Have you verified the patch on pre-GFX9 adapter?

Regards,
Hawking

-----Original Message-----
From: Christian König [mailto:deathsimple at vodafone.de] 
Sent: Tuesday, May 16, 2017 15:49
To: Zhang, Hawking <Hawking.Zhang at amd.com>; Zhou, David(ChunMing) <David1.Zhou at amd.com>; amd-gfx at lists.freedesktop.org; Koenig, Christian <Christian.Koenig at amd.com>
Subject: Re: [PATCH 3/3] drm/amdgpu: fix another fundamental VM bug

Am 16.05.2017 um 09:21 schrieb Zhang, Hawking:
>>    static u64 gmc_v9_0_get_vm_pde(struct amdgpu_device *adev, u64 addr)
>>    {
>> -	addr = adev->vm_manager.vram_base_offset + addr - adev->mc.vram_start;
>> +	addr = adev->vm_manager.vram_base_offset + addr;
> Please be noted that mv.vram_start is not 0, it is equal to the value from mmMC_VM_FB_LOCATION_BASE, which is initialized by vbios. Typically is 0xf400000000, mc address.
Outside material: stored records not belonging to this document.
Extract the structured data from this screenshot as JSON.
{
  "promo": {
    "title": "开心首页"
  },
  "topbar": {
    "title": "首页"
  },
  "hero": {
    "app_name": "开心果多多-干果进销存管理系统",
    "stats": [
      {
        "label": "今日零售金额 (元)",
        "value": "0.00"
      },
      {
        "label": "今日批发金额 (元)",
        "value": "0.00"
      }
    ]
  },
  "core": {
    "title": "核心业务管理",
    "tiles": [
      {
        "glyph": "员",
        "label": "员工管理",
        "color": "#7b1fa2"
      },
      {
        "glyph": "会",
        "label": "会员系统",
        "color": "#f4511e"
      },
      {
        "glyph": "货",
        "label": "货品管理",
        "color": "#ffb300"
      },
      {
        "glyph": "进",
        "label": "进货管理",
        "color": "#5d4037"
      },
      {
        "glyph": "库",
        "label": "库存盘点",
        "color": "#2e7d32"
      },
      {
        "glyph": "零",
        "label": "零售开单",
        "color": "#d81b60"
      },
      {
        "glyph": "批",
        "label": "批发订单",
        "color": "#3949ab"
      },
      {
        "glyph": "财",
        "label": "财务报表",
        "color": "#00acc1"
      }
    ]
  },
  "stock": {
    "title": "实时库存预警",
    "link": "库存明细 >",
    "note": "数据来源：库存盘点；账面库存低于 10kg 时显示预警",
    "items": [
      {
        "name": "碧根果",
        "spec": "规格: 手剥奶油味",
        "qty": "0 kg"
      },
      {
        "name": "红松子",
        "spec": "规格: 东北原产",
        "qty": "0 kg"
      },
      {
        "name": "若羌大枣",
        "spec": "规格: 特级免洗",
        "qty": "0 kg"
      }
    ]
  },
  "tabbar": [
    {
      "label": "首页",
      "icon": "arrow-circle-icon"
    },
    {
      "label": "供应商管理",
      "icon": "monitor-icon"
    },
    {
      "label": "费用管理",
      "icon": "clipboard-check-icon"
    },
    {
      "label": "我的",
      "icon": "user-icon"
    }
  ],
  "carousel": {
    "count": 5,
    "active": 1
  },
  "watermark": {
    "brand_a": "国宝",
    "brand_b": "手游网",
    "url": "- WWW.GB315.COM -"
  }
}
Thus any addr here should be based on 0xf400000000.
>
> + addr = adev->vm_manager.vram_base_offset + addr;
>
> I don't think it is correct to add an absolute addr here. vram_base_offset is already the base physical address of vram (typically 0 for dGPU, while some non-zero value for APU), we need an relative address/offset to reflect the location of vram bo.
> addr - adev->mc.vram_start just calculate the relative address of the vram bo, or the offset from vram start point.

Yes, completely agree. We used the MC address space to program the page directory address into the hardware instead of the relative address/offset to reflect the location of VRAM BO.

During GFX9 bringup somebody noticed that this in incorrect and doesn't work when mmMC_VM_FB_LOCATION_BASE is != 0.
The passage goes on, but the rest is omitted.